EU parliament votes to designate gas and nuclear as sustainable
European lawmakers have approved a law designating gas and nuclear as sustainable energy sources as part of a system aimed at encouraging direct investment towards climate-friendly projects.
The vote in Strasbourg on Wednesday followed months of heated debate over the inclusion of gas and nuclear in the EU’s financial labelling “taxonomy”, as the bloc attempts to cut its reliance on Russian gas while simultaneously meeting its commitment to reach net zero greenhouse gas emissions by 2050.
Only 278 members of the European Parliament voted against designating investment in gas and nuclear as “green”, falling short of the 353 majority needed to reject the legal act. Member states have until July 11 to object to the proposal but EU officials said that it is unlikely to be blocked.
Ursula von der Leyen, European Commission president, defended the new taxonomy, saying she was “deeply convinced” it would help the bloc’s transition to clean energy.
But campaigners said the law discredits EU efforts to establish itself as a global leader on climate policy. Other countries that have created similar labelling schemes, including Russia, South Africa and Bangladesh, have excluded gas from the list of “green” investments.
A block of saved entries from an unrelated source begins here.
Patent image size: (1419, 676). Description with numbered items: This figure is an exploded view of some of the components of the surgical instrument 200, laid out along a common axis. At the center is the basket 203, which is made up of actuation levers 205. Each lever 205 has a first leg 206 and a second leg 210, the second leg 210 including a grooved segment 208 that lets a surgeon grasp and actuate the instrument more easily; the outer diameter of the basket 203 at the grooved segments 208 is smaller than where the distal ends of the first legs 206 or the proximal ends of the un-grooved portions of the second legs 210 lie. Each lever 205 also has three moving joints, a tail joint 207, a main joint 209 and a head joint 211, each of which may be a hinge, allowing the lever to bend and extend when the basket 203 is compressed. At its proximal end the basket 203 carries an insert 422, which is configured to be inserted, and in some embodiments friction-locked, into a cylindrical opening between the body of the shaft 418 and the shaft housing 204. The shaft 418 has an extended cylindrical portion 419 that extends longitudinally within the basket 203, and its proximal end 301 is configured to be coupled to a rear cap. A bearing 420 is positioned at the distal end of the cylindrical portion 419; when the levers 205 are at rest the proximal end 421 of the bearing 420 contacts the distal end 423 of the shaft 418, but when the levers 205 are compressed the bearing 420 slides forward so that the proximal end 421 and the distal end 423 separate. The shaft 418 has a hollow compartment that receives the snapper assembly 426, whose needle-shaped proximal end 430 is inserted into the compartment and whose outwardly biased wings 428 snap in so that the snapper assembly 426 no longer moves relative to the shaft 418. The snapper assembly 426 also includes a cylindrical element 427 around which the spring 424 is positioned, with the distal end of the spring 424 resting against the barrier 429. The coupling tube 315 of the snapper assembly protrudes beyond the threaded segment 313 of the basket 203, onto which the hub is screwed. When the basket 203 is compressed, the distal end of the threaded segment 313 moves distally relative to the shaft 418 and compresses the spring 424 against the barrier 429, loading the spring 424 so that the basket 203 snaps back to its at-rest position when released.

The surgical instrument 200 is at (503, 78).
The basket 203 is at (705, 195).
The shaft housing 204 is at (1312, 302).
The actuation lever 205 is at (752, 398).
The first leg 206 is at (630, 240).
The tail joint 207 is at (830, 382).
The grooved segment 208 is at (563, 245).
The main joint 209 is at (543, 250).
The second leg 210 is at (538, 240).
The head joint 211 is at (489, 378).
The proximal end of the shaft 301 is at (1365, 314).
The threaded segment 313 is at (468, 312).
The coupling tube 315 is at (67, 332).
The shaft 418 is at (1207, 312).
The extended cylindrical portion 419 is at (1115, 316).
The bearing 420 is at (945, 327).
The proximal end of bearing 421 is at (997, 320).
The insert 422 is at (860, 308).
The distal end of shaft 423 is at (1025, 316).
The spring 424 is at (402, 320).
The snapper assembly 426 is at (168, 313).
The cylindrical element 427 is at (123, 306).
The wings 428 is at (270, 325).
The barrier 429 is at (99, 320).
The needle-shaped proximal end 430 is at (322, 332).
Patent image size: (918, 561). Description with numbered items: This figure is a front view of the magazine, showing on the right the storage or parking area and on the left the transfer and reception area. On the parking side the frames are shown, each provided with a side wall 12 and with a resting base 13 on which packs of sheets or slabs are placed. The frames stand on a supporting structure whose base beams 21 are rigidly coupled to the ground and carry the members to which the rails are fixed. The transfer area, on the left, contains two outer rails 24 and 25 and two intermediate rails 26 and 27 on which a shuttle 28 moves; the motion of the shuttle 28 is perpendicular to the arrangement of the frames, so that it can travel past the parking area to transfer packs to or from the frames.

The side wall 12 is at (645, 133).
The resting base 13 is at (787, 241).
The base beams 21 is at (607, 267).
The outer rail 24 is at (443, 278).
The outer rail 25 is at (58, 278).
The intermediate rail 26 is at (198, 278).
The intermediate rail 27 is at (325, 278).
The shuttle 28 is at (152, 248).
Greenpeace, the environmental campaign group, threatened the commission with legal action following the vote, describing the outcome as “outrageous”.
“We will fight this in the courts. The EU Commission’s shameful backroom dealing on behalf of the fossil fuel and nuclear industries won’t help them there,” said Ariadna Rodrigo, Greenpeace Europe’s sustainable finance campaigner.
Austria and Luxembourg warned in January that they would also consider legal challenges if the inclusion of gas and nuclear was approved.
Tsvetelina Kuzmanova, a policy adviser for the environmental think-tank E3G, said the result was “a very clear blow to Europe’s credibility and leadership. The EU was the pioneer of the whole taxonomy and others are doing a much better job”.
Some European, as well as Ukrainian, politicians said that classifying gas and nuclear as sustainable activities would only deepen Europe’s reliance on Russian gas and channel more money towards Moscow. Russia also produces about a fifth of the world’s uranium fuel used in nuclear reactors.
Paul Tang, a Socialist MEP who led a cross-party coalition opposed to the legal act, said that the European parliament had sent “the wrong signal to the world” by labelling gas as green, adding that the Russia’s state-run energy companies “Gazprom and Rosneft will be pleased with this result”.
The commission has said that gas and nuclear will only be considered green if they are used to transition away from dirtier fossil fuels such as coal and oil. Gas projects should only be considered if direct emissions are limited and they switch to fully renewable power by the end of 2035, according to the legal text. Nuclear power may only be funded if it adheres to certain standards for the disposal of radioactive waste.
Several financial institutions including the European Investment Bank, the EU’s lending arm, have already said they are likely to ignore the gas and nuclear designation.
“In our view, fossil gas and nuclear should not have access to the same cheap financing as renewables as this inevitably will crowd out financing for the green transition, thus making its progress slower,” said Anders Schelde, chief investment officer at Danish pension fund AkademikerPension.
Controversy over the vote was fuelled by the way in which the commission proposed the law, coupling gas and nuclear together in one legal act as a compromise between pro-nuclear French and pro-gas German contingents in Brussels.
Ahead of the vote, several MEPs said they approved of nuclear as a transitional fuel and not gas, but the construction of the legal act would force them to vote in favour of both.